Sales Contractor (Service Company) Agreement

Sales Contractor (Service Company) Agreement


This Sales Contractor (Service Company) Agreement is designed to allow your business to obtain sales staff on a contractor basis as opposed to employing them. There may arise situations where it may not be necessary or appropriate for your business to employ sales staff on a permanent basis.

If you wish to use this document in a scenario that involves personal data, standard clauses for data protection and data processing are available in our GDPR & Data Protection Group.

This agreement is particularly useful in non-retail situations where you require the contractor to actively seek customers and sales and you reward the contractor by way of commission. An Agreement such as this also allows for greater flexibility than permanent employment. A short term, renewable contract can assist your business in keeping its workforce in line with market demands.

This template is designed for use by a business obtaining the sales services of an individual who is working through a personal service company or other intermediary company. That company, as the “Contractor”, enters into the agreement with your business rather than your business contracting with, or employing, the individual direct. (The accompanying template, the Self-employed Sales Contractor Agreement, in the IR35 and Self-employment sub-folder, is to be used instead when the contractor entering into the agreement with your business is an individual rather than a company.)

This document aims to reduce the risk (to the individual and the personal service or other intermediary company) that, under employment law and any other applicable law, the individual is regarded as an employee as opposed to a self-employed contractor.

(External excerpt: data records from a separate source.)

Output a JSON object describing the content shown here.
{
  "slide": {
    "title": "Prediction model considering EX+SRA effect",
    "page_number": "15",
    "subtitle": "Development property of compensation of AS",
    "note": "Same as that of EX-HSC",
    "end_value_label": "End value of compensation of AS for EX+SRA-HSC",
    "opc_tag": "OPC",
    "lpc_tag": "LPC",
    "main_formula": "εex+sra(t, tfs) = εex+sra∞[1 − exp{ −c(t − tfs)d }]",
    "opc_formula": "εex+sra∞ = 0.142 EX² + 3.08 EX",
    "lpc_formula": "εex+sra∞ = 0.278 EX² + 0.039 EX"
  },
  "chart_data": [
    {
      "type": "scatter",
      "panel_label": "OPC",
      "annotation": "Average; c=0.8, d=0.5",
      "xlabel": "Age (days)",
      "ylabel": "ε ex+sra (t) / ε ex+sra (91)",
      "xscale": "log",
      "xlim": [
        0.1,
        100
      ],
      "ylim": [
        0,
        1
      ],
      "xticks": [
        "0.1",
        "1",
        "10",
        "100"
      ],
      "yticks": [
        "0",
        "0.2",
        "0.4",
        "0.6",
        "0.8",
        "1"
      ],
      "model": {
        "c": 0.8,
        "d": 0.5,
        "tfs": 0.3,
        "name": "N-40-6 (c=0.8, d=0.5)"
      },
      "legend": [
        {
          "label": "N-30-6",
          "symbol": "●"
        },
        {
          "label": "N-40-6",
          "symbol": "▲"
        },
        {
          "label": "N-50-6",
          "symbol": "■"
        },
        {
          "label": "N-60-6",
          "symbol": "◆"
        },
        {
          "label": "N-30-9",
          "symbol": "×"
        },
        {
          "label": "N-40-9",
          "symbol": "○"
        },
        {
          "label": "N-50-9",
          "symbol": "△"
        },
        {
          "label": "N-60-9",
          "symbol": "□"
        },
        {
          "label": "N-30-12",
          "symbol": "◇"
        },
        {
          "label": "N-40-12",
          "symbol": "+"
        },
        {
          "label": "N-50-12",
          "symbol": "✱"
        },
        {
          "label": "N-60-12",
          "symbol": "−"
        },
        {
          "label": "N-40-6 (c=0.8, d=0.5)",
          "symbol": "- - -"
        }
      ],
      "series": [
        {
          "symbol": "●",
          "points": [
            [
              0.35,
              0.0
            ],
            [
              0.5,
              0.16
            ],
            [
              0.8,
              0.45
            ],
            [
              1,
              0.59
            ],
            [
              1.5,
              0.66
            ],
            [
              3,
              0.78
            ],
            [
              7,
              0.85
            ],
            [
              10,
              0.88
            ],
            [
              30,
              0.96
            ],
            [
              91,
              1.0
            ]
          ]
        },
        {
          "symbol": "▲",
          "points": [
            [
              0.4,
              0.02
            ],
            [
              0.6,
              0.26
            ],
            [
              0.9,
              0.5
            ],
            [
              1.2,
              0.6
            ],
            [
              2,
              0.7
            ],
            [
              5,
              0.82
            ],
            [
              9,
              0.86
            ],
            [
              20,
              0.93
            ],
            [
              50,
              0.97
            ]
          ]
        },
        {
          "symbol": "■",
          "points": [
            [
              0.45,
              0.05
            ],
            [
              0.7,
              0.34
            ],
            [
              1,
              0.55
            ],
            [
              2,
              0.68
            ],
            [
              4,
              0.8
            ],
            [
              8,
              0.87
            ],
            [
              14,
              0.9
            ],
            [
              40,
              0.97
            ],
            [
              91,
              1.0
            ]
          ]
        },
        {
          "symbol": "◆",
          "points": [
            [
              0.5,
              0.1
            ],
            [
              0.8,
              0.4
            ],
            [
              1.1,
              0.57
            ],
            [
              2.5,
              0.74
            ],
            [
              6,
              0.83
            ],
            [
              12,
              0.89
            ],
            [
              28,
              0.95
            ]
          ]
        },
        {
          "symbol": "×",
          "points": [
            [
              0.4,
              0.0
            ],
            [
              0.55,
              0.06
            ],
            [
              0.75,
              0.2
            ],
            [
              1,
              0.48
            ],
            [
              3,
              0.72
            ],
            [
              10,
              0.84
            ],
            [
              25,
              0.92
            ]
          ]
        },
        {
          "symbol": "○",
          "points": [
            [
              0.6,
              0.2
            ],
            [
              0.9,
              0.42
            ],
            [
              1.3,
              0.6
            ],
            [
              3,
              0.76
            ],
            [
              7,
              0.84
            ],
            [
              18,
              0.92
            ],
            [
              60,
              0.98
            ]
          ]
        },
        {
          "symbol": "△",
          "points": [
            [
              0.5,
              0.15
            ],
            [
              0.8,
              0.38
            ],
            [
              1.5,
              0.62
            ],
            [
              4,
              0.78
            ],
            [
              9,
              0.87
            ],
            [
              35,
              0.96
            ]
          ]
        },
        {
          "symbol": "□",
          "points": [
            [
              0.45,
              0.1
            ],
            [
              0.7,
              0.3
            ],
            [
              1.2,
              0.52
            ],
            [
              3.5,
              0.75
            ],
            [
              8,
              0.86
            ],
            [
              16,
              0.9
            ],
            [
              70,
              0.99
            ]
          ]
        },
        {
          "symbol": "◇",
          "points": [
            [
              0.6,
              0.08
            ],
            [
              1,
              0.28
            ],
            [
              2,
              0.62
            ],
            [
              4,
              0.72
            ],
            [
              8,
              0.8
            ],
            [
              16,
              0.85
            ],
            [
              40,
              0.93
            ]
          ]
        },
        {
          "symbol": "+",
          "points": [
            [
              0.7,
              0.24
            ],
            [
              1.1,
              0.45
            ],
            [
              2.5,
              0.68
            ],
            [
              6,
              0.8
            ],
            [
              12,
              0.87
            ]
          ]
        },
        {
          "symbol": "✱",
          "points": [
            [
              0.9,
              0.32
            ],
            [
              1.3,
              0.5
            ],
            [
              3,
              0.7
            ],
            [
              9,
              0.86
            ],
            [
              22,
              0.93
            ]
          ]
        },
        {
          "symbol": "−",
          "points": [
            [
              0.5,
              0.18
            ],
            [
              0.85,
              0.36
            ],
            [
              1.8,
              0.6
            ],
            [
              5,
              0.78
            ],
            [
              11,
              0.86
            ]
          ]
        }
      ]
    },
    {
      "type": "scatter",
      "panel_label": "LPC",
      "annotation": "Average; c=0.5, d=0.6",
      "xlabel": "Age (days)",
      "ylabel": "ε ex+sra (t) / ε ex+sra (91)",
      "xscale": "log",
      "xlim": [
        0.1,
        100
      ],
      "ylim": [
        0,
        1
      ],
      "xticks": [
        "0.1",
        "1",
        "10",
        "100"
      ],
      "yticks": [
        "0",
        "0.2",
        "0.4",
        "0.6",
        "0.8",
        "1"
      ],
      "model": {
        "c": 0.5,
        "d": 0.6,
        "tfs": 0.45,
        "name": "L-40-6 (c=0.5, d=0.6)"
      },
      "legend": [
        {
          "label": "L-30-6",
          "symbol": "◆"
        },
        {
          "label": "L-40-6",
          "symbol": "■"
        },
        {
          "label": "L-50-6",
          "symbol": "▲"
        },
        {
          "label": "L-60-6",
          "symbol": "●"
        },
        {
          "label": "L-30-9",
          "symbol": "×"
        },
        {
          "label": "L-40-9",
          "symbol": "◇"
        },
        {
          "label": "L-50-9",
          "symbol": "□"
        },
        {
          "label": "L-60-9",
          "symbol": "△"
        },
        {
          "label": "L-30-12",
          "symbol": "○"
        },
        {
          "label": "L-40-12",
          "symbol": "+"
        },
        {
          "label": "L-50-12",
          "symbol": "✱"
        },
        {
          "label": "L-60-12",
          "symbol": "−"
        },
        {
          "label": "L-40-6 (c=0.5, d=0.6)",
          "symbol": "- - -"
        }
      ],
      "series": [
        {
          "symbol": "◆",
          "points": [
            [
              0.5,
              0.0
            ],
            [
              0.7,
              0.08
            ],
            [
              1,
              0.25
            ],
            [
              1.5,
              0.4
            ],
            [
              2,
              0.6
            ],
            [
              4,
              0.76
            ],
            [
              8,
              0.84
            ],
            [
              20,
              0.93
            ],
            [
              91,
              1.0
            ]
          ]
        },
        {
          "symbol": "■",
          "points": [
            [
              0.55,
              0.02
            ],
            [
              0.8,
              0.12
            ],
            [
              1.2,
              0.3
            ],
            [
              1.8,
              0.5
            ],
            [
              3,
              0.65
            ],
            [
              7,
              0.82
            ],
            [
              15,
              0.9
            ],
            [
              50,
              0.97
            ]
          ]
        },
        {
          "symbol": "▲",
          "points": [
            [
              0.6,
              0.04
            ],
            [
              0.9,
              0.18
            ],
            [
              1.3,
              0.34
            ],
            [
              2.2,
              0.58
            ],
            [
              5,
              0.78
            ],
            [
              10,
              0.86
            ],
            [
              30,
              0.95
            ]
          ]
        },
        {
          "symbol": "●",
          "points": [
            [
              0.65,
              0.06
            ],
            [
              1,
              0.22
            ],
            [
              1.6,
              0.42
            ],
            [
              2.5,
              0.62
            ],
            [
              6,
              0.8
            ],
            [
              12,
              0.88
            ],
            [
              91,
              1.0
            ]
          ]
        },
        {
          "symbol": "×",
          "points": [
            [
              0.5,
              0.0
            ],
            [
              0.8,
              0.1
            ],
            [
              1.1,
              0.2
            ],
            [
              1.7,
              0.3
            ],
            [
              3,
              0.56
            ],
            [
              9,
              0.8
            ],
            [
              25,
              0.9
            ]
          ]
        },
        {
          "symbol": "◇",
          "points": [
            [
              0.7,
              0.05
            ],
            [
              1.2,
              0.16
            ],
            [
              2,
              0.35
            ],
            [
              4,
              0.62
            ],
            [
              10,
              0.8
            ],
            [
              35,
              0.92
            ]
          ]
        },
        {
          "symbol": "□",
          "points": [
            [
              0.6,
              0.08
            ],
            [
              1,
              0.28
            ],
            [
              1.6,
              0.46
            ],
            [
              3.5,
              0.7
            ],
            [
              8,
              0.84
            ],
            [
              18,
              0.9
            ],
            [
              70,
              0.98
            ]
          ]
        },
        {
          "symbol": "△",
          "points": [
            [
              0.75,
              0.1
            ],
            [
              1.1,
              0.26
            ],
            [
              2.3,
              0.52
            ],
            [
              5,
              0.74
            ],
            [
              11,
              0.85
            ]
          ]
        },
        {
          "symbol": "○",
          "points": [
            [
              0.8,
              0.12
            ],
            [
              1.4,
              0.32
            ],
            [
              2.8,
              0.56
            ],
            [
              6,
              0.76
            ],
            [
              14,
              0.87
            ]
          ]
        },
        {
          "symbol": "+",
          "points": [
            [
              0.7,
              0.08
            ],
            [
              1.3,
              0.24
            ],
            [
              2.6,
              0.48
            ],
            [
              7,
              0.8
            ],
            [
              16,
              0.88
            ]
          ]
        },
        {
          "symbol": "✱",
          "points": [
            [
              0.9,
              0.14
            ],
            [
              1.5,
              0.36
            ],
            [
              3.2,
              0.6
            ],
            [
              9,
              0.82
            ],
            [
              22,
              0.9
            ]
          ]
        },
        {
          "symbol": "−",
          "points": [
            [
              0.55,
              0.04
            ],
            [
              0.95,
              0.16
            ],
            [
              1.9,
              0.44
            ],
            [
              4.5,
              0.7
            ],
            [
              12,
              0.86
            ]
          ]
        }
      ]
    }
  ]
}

Nevertheless, he might still be treated by HMRC, an employment tribunal, or any other body, as an employee, and legislation (such as IR35 or other rules) might still apply in a way which impacts the individual’s or his personal service company’s legal, tax or NIC position. Whether that is so will depend not just on what is contained in the contract but also on all other circumstances. Those circumstances may include the way in which the contract is implemented, and all arrangements between your business, the personal service or other intermediary company, and the individual.

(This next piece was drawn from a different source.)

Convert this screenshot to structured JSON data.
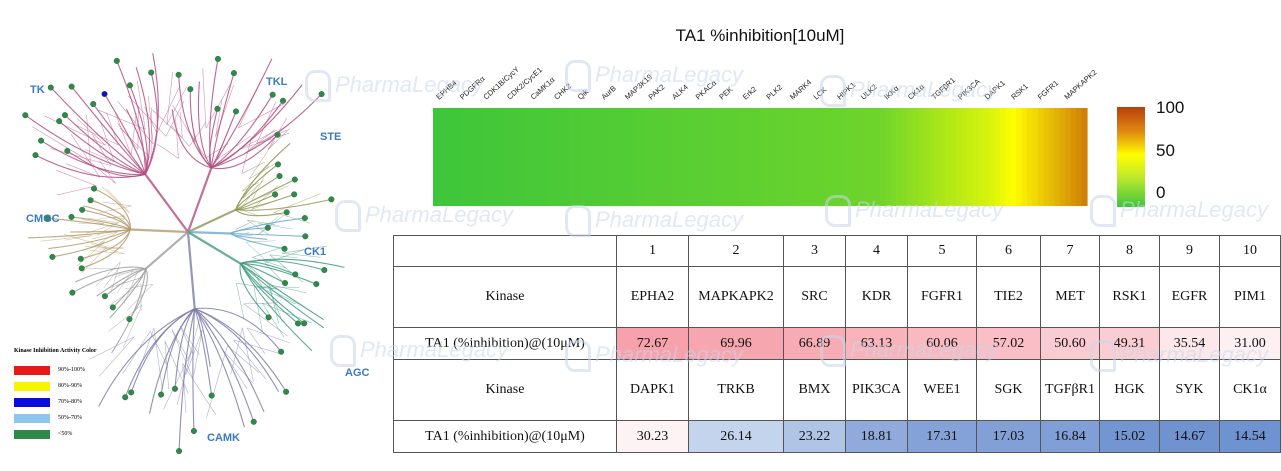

HMRC provides some guidance on its website about employment, self-employment, and IR35. Its decisions on these points are often based on a “balancing exercise” in which it gives weightings to various factors. However, neither the HMRC guidance nor case law are sufficiently precise to enable anyone to predict how in any particular case the “balancing exercise” would be carried out or what HMRC’s conclusion would be about that particular case. For that reason we recommend that before you or the proposed contractor decide to use or adapt this Sales Contractor (Service Company) Agreement, you and he take professional advice in relation to the particular circumstances as to any impact on the company and the individual of employment law, IR35, tax, and NIC rules.

A carefully worded contract ensuring the independence of the personal service company contractor is still a key starting point. Unlike an employee, the company is an independent contractor which is free to provide your business with any suitably qualified person rather than only the individual having to do the work, it is free to determine when, where and how work is completed (subject of course to the your business requirements), and it is free to take on clients in addition to your business.

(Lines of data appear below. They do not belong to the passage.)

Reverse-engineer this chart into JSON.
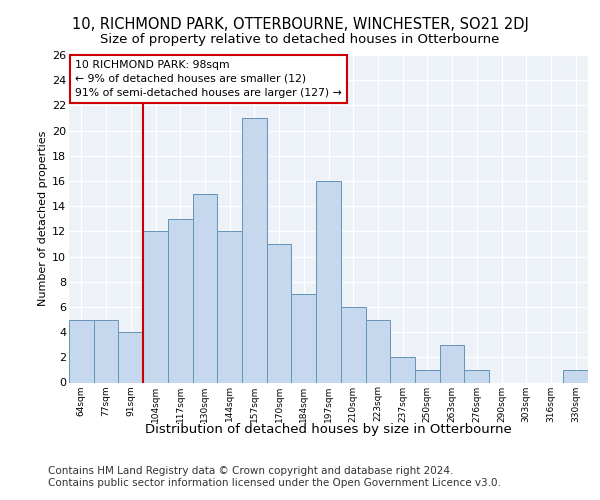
{
  "title1": "10, RICHMOND PARK, OTTERBOURNE, WINCHESTER, SO21 2DJ",
  "title2": "Size of property relative to detached houses in Otterbourne",
  "xlabel": "Distribution of detached houses by size in Otterbourne",
  "ylabel": "Number of detached properties",
  "categories": [
    "64sqm",
    "77sqm",
    "91sqm",
    "104sqm",
    "117sqm",
    "130sqm",
    "144sqm",
    "157sqm",
    "170sqm",
    "184sqm",
    "197sqm",
    "210sqm",
    "223sqm",
    "237sqm",
    "250sqm",
    "263sqm",
    "276sqm",
    "290sqm",
    "303sqm",
    "316sqm",
    "330sqm"
  ],
  "values": [
    5,
    5,
    4,
    12,
    13,
    15,
    12,
    21,
    11,
    7,
    16,
    6,
    5,
    2,
    1,
    3,
    1,
    0,
    0,
    0,
    1
  ],
  "bar_color": "#c5d8ed",
  "bar_edge_color": "#6494b7",
  "vline_x": 2.5,
  "vline_color": "#cc0000",
  "annotation_text": "10 RICHMOND PARK: 98sqm\n← 9% of detached houses are smaller (12)\n91% of semi-detached houses are larger (127) →",
  "annotation_box_color": "#ffffff",
  "annotation_box_edge": "#cc0000",
  "ylim": [
    0,
    26
  ],
  "yticks": [
    0,
    2,
    4,
    6,
    8,
    10,
    12,
    14,
    16,
    18,
    20,
    22,
    24,
    26
  ],
  "background_color": "#edf1f8",
  "footer": "Contains HM Land Registry data © Crown copyright and database right 2024.\nContains public sector information licensed under the Open Government Licence v3.0.",
  "title1_fontsize": 10.5,
  "title2_fontsize": 9.5,
  "xlabel_fontsize": 9.5,
  "ylabel_fontsize": 8,
  "footer_fontsize": 7.5
}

This template provides that your business does not have to pay taxes, national insurance contributions, pensions, benefits or similar. Under this agreement, your business pays a standard fee plus commission and it is up to the contractor company to pay any sums due in tax, national insurance etc.

Optional phrases and / or paragraphs are enclosed in square brackets.

This Sales Contractor (Service Company) Agreement contains the following clauses:

1. Definitions

2. Duration of the Agreement

3. Contractor’s Obligations

4. Fee

5. Sales and Commission

6. [Expenses]

7. Late Payment

8. Tax Liabilities

9. Status of Contractor and its personnel

10. Competition

11. Confidential Information

12. Intellectual Property

13. Liability

14. Force Majeure

15. No Waiver

16. Assignment and Subcontracting

17. Third Party Rights

18. Termination

19. Company Property

20. Notice

21. Entire Agreement

22. Law and Jurisdiction and an optional Schedule of Services.